Gerade in einer zunehmend globalisierten, fragmentierten, vernetzten Welt gilt es, auch die Verzahnung dieser Werte im Menschen zu sehen. Und sie dann auch politisch, wirtschaftlich, gesellschaftlich umzusetzen. Wobei Freiheit in erster Linie die Freiheit zur Selbstbestimmung und zur Selbstentfaltung sein muss, Gleichheit in erster Linie die Gleichheit im Staat und vor dem Gesetz bedeutet. Aber auch Gemeinwohl und Gerechtigkeit in der Gesellschaft. Und Brüderlichkeit schließlich meint nichts anderes als gewollte und gelebte Gemeinschaft über die bloße Gesellschaft hinaus. Bei genauerer Betrachtung sind wir also auch im postmodernen Jahrhundert noch weit von diesen hochgesteckten Idealen entfernt. Politisch entscheidend jedoch ist, dass der eingeschlagene Weg stimmt. Denn wirklich ankommen werden wir politisch nie. Die absolut freie, die absolut gleiche, die absolut brüderliche Welt wird immer unerreichbar bleiben. Das lehrt uns die Tragik der Geschichte. Denn das Absolute liegt oft sehr nahe beim Totalitären oder beim Fundamentalismus. Und somit auch bei Gewalt und Krieg.

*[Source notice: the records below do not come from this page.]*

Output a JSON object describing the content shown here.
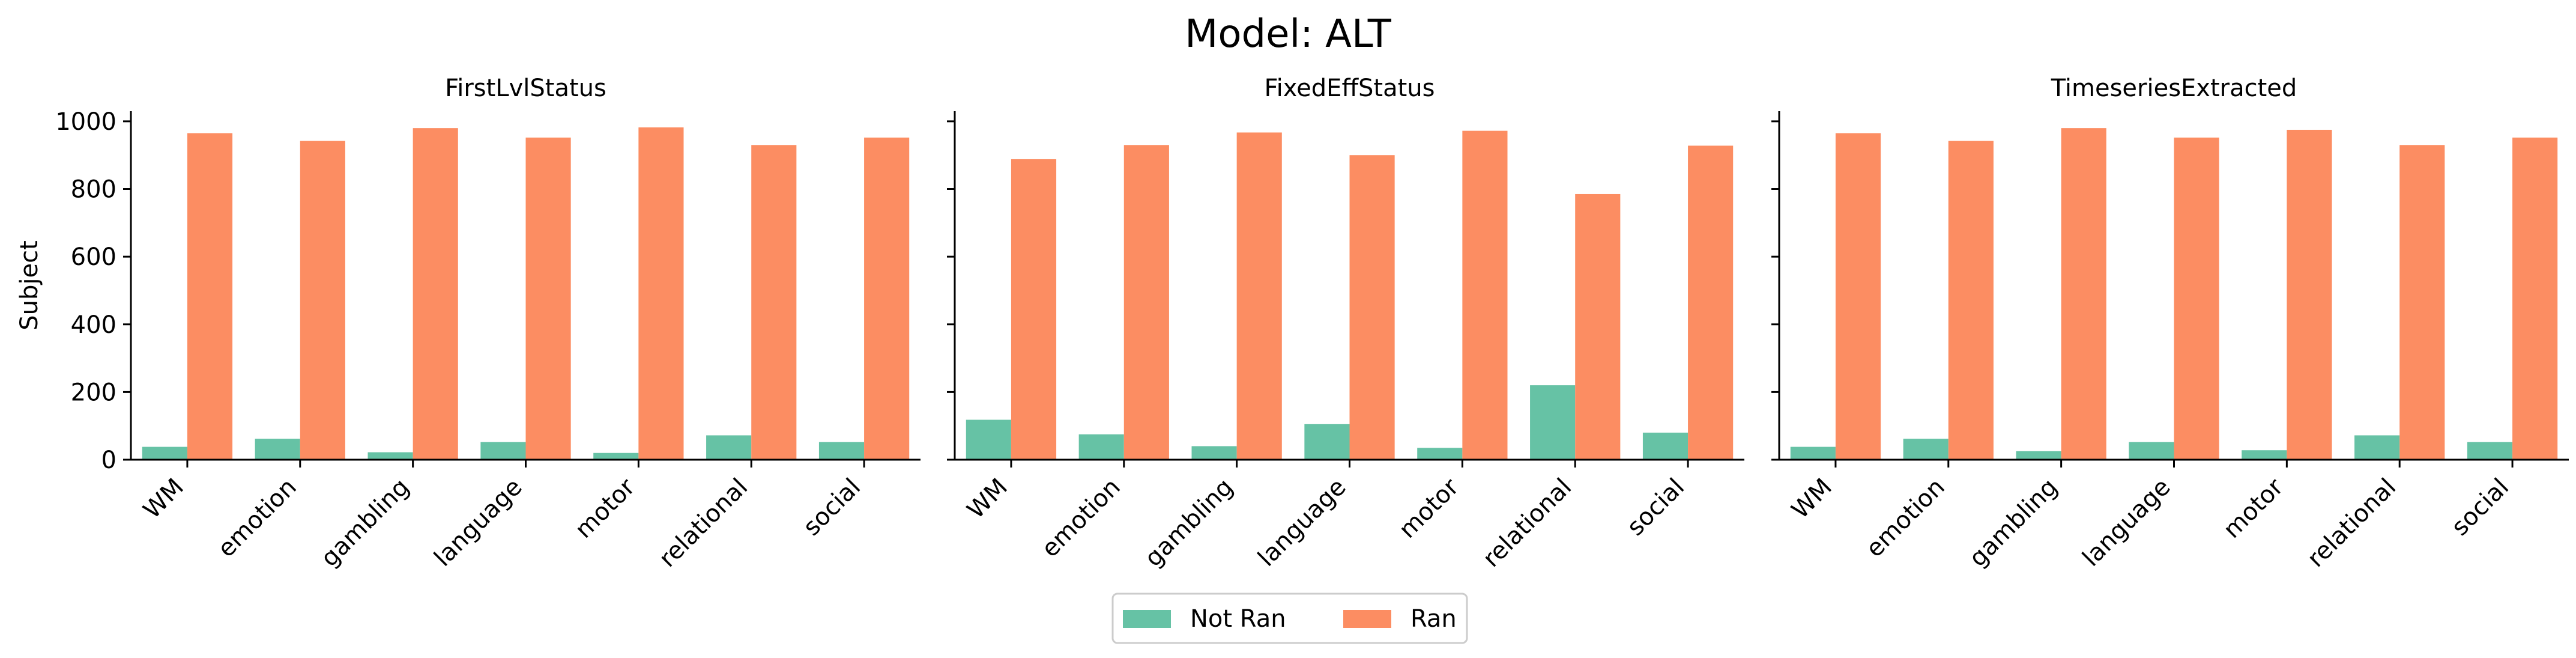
{
  "figure": {
    "suptitle": "Model: ALT"
  },
  "colors": {
    "not_ran": "#66c2a5",
    "ran": "#fc8d62"
  },
  "chart_data": {
    "type": "bar",
    "ylabel": "Subject",
    "ylim": [
      0,
      1030
    ],
    "yticks": [
      0,
      200,
      400,
      600,
      800,
      1000
    ],
    "categories": [
      "WM",
      "emotion",
      "gambling",
      "language",
      "motor",
      "relational",
      "social"
    ],
    "legend": {
      "position": "bottom-center",
      "entries": [
        "Not Ran",
        "Ran"
      ]
    },
    "panels": [
      {
        "title": "FirstLvlStatus",
        "series": [
          {
            "name": "Not Ran",
            "values": [
              38,
              62,
              22,
              52,
              20,
              72,
              52
            ]
          },
          {
            "name": "Ran",
            "values": [
              965,
              942,
              980,
              952,
              982,
              930,
              952
            ]
          }
        ]
      },
      {
        "title": "FixedEffStatus",
        "series": [
          {
            "name": "Not Ran",
            "values": [
              118,
              75,
              40,
              105,
              35,
              220,
              80
            ]
          },
          {
            "name": "Ran",
            "values": [
              888,
              930,
              967,
              900,
              972,
              785,
              928
            ]
          }
        ]
      },
      {
        "title": "TimeseriesExtracted",
        "series": [
          {
            "name": "Not Ran",
            "values": [
              38,
              62,
              25,
              52,
              28,
              72,
              52
            ]
          },
          {
            "name": "Ran",
            "values": [
              965,
              942,
              980,
              952,
              975,
              930,
              952
            ]
          }
        ]
      }
    ]
  }
}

Die friedensstiftende Wurzel-Idee Europas geht gerade deshalb vom ganzheitlichen Menschen aus. Von seinen Stärken. Aber auch von seinen Schwächen. Von den Stärken der Nationalstaaten. Aber auch und gerade von ihren Schwächen. Von den Stärken des Supranationalen. Aber auch hier – eindeutig – von seinen Schwächen. Europa und die Europäische Union sind mithin weder Nationalstaat noch absolute Heilslehre. Ja, selbst die Frage, ob die föderale Idee heute noch zeitgemäß ist, muss zumindest aufgeworfen werden. Zukunftsweisend ist vielmehr eine andere, etwas in Vergessenheit geratene politisch-gesellschaftliche Leitidee: die Subsidiarität. Man könnte zuweilen fast den Eindruck gewinnen, dass sie, nachdem sie Einzug in die europäischen Verträge gehalten hat, aus dem wirklichen Leben der Union verschwunden ist. Subsidiarität bedeutet letztlich politisch-gesellschaftliche Hilfestellung zur Freiheit. Und ist somit die andere Seite der Solidaritätsmedaille, die den Menschen und seine Gemeinschaften weder bevormunden noch erschlagen, sondern vielmehr aufbauen soll.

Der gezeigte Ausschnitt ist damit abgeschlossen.